A research consortium around the Cologne Game Lab at TH Köln is developing a learning environment with artificial intelligence to support the independent learning of psychomotor skills.

Anyone who wants to learn a sport trains new psychomotor skills. Until now, this has required role models such as teachers on site who explain, demonstrate and assess certain procedures. As part of the joint research project MILKI-PSY, a consortium led by the Cologne Game Lab at TH Köln is developing a learning environment with artificial intelligence (AI) to support the training process. 

Artistic, athletic and manual activities require psychomotor skills in which physical movements are linked to mental processes. “Learning these requires hands-on practice, direct feedback, and reflection. Everyone is familiar with video tutorials, but they lack any feedback,” explains project leader Prof. Dr. Roland Klemke from the Cologne Game Lab.

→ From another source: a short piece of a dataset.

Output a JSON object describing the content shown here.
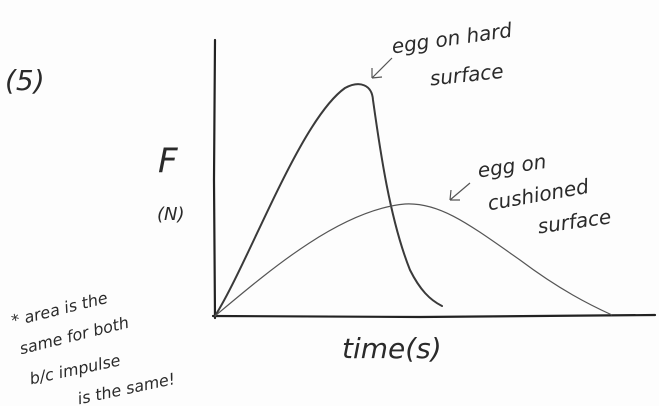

The research project “Multimodal Immersive Learning with Artificial Intelligence for Psychomotor Skills” (MILKI-PSY) designs an innovative environment for independent learning of psychomotor skills. For this purpose, the correct movement sequences are recorded by trainers using cameras and sensors. A virtual avatar generated from this recording will then serve as a model for the learners. This can be displayed on a large screen, in an augmented or virtual reality environment, for example. With the help of artificial intelligence and automated error detection, the learning progress is analyzed and individual feedback is generated.

“The learning environment will be created for basic sequences and fundamental movements of sports. There, it can be a useful complement to the trainer by allowing skills to be practiced and immediate feedback to be provided with the highest precision in real time. In this way, it will be easier for dancers, for example, to improve their psychomotor skills and adapt their own movement to the optimized movement of the expert,” says Klemke. In collaboration with the Institute for Product Development and Design Technology (IPK) at TH Köln, the approach is also being investigated for psychomotor training in the field of human-robot interaction.

In the project, the Cologne Game Lab is responsible for constructing the immersive environment with which users will interact. Immersion refers to diving into another world. “Using technologies from video games, modern instruments from sensor technology and artificial intelligence, we want to test the extent to which independent learning of psychomotor skills can be better supported,” says Klemke.